Page added on February 12, 2007
Infrared monitoring shows that savvy seabirds steer clear of wind turbines.
Uncertainty surrounding wind power’s impact on wildlife–particularly the potential for deadly collisions between birds and turbines–has tarnished its image and even delayed some wind farms. Indeed, the first large offshore wind farm proposed for U.S. waters–the Cape Wind project in Massachusetts’s Nantucket Sound–has been held up in part by concerns that its 130 turbines could kill thousands of seabirds annually. Now a simple infrared collision-detection system developed by Denmark’s National Environmental Research Institute is helping clear the air.

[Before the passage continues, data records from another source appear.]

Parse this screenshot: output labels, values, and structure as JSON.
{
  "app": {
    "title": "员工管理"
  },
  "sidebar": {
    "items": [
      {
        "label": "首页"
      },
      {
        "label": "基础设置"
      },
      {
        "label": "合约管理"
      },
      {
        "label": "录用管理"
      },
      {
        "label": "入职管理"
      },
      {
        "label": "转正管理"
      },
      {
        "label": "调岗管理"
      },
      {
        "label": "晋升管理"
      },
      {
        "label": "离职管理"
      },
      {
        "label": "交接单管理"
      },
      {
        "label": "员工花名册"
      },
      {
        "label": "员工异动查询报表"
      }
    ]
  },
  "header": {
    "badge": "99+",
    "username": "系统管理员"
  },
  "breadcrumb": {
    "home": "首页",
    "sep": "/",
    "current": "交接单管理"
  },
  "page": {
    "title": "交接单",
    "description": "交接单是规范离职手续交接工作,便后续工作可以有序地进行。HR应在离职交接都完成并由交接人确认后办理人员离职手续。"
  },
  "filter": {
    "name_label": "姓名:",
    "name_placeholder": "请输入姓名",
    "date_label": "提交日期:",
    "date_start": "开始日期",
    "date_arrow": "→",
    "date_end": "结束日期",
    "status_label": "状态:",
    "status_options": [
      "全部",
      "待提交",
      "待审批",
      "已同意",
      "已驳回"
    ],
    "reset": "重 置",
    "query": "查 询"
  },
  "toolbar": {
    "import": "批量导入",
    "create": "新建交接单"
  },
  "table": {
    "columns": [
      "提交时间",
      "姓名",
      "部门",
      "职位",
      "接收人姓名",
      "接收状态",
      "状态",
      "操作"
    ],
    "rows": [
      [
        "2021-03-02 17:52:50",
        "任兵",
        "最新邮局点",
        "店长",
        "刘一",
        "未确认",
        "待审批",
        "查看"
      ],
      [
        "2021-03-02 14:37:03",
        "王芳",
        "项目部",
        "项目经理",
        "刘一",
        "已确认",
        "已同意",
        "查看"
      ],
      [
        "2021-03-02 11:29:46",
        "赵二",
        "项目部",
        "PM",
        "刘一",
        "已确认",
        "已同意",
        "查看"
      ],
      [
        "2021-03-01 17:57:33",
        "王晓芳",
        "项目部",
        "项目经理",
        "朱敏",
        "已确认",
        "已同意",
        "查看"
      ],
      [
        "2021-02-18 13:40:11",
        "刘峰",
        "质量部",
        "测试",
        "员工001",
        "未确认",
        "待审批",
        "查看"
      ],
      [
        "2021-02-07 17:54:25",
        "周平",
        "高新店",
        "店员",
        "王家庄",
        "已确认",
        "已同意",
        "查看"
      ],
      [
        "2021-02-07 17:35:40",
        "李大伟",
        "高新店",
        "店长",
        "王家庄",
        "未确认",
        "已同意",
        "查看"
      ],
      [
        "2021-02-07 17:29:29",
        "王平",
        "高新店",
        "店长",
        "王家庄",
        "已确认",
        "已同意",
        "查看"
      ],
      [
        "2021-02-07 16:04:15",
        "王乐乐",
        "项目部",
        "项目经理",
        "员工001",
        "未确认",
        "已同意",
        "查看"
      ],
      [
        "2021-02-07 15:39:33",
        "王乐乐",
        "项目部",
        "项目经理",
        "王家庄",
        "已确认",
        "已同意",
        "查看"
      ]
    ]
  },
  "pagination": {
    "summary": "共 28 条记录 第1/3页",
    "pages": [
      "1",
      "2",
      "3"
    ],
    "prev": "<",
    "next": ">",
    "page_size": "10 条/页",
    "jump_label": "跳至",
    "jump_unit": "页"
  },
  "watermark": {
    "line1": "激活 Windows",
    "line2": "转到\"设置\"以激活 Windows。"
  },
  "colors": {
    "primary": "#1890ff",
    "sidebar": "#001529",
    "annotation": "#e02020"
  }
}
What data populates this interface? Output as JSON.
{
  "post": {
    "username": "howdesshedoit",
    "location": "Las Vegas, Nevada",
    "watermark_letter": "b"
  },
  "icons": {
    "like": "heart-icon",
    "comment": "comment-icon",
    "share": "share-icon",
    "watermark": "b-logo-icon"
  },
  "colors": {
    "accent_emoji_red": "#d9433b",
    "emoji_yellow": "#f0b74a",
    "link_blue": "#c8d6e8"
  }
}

The Thermal Animal Detection System (TADS) is essentially a heat-activated infrared video camera that watches a wind turbine around the clock, recording deadly collisions much as a security camera captures crimes. The first results, released this winter as part of a comprehensive $15 million study of Denmark’s large offshore wind farms, show seabirds to be remarkably adept at avoiding offshore installations. “There had been suggestions that enormous numbers of birds would be killed,” says Robert Furness, a seabird specialist at the University of Glasgow, who chaired the study’s scientific advisory panel. “There’s a greater feeling now among European politicians that marine wind farms are not going to be a major ecological problem, and therefore going ahead with construction is not going to raise lots of political difficulties.”